Take the 2-minute tour ×
Stack Overflow is a question and answer site for professional and enthusiast programmers. It's 100% free, no registration required.

This question already has an answer here:

I have a table that includes special characters such as ™.

This character can be entered and viewed using phpMyAdmin and other software, but when I use a SELECT statement in PHP to output to a browser, I get the diamond with question mark in it.

The table type is MyISAM. The encoding is UTF-8 Unicode. The collation is utf8_unicode_ci.

The first line of the html head is

<meta http-equiv="Content-Type" content="text/html; charset=utf-8">

I tried using the htmlentities() function on the string before outputting it. No luck.

I also tried adding this to php before any output (no difference):

header('Content-type: text/html; charset=utf-8');

Lastly I tried adding this right below the initial mysql connection (this resulted in additional odd characters being displayed):

$db_charset = mysql_set_charset('utf8',$db);

What have I missed?

share|improve this question
2  
Unrelated to the question itself, but please use mysqli or PDO rather than mysql extension, which is deprecated. –  Nathan Bouscal Apr 9 '13 at 3:10
 
Are you sure that whatever is in your database is actually utf8? –  Jack Apr 9 '13 at 3:12
 
 
how would I be sure that "whatever is in your database is actually utf8"? I'm typing the ™ character directly into phpMyAdmin, and everywhere I look in phpMyAdmin I see utf8 for both the field and the table... –  Jason Wood Apr 9 '13 at 3:39
add comment

marked as duplicate by Jack, hjpotter92, EdChum, Stony, Sindre Sorhus Apr 9 '13 at 8:04

This question has been asked before and already has an answer. If those answers do not fully address your question, please ask a new question.

3 Answers

up vote 1 down vote accepted

Below code works for me.

$sql = "SELECT * FROM chartest";
mysql_set_charset("UTF8");
$rs = mysql_query($sql);
header('Content-type: text/html; charset=utf-8');
while ($row = mysql_fetch_array($rs)) {
    echo $row['name'];
}
share|improve this answer
 
arg! "mysql_set_charset("UTF8");" DID fix the problem. Just not while also using htmlentities(). I didn't realize that htmlentities() ALSO requires a charset to be specified, as discussed here: stackoverflow.com/questions/9103801/… –  Jason Wood Apr 9 '13 at 5:50
add comment

There are a couple things that might help. First, even though you're setting the charset to UTF-8 in the header, that might not be enough. I've seen the browser ignore that before. Try forcing it by adding this in the head of your html:

<meta charset='utf-8'>

Next, as mentioned here, try doing this:

mysql_query ("set character_set_client='utf8'");
mysql_query ("set character_set_results='utf8'");
mysql_query ("set collation_connection='utf8_general_ci'");

EDIT

So I've just done some reading up an playing around a bit. First let me tell you, despite what I mentioned in the comments, utf8_encode() and utf8_decode() will not help you here. It helps to actually understand UTF-8 encoding. I found the Wikipedia page on UTF-8 very helpful. Assuming the value you are getting back from the database is in fact already UTF-8 encoded and you simply dump it out right after getting it then it should be fine.
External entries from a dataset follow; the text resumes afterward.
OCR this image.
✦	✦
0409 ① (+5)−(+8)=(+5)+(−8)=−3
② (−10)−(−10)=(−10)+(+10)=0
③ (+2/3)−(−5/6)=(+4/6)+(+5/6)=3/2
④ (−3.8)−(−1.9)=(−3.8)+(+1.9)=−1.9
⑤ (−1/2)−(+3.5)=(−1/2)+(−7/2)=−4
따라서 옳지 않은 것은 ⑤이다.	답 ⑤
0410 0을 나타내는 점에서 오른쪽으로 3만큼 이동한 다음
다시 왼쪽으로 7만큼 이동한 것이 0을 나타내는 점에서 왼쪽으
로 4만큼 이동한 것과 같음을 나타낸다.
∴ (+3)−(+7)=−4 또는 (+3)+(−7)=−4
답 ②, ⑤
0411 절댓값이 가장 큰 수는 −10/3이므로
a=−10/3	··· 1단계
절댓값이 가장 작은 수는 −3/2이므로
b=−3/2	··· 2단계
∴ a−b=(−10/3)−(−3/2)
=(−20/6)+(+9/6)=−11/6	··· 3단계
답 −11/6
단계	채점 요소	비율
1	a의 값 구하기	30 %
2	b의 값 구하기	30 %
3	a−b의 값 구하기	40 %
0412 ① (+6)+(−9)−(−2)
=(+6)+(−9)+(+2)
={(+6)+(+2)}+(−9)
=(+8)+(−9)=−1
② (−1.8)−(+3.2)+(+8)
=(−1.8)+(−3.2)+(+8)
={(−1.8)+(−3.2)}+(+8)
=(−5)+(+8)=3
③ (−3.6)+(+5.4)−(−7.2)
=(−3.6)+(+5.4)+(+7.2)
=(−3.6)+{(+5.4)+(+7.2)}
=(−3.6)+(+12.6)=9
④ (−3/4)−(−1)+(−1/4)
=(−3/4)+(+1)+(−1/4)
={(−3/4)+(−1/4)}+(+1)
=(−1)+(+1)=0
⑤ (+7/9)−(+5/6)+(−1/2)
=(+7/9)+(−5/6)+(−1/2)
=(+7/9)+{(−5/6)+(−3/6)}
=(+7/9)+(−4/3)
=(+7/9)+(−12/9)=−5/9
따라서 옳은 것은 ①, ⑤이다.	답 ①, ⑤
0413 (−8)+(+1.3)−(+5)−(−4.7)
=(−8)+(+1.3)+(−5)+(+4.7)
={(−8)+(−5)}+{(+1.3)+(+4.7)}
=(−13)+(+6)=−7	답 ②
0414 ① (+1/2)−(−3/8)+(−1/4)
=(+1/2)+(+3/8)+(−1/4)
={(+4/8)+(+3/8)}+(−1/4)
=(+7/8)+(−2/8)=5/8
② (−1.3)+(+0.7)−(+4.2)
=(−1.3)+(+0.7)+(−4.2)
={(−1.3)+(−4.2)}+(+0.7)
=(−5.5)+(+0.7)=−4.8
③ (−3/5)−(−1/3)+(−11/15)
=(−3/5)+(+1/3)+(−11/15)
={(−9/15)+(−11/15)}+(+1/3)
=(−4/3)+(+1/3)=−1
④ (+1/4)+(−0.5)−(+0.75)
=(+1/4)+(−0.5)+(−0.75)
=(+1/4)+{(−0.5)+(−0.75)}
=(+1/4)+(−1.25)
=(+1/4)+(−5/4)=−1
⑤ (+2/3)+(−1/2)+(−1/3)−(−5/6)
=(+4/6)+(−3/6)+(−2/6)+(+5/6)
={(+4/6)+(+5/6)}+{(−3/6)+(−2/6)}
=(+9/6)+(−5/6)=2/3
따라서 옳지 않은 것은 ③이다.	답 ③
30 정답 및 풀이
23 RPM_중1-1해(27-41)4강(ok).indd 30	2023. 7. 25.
If you are doing anything with the database result (manipulating the string in any way especially) and you don't use the unicode aware functions from the PHP mbstring library then it will probably mess it up since the standard PHP string functions are not unicode aware.

Once you understand how UTF-8 encoding works you can do something cool like this:

$test = "™";
for($i = 0; $i < strlen($test); $i++) { 
    echo sprintf("%b ", ord($test[$i]));
}

Which dumps out something like this:

11100010 10000100 10100010

That's a properly encoded UTF-8 '™' character. If you don't have a character like that in your data retrieved from the database then something is messed up.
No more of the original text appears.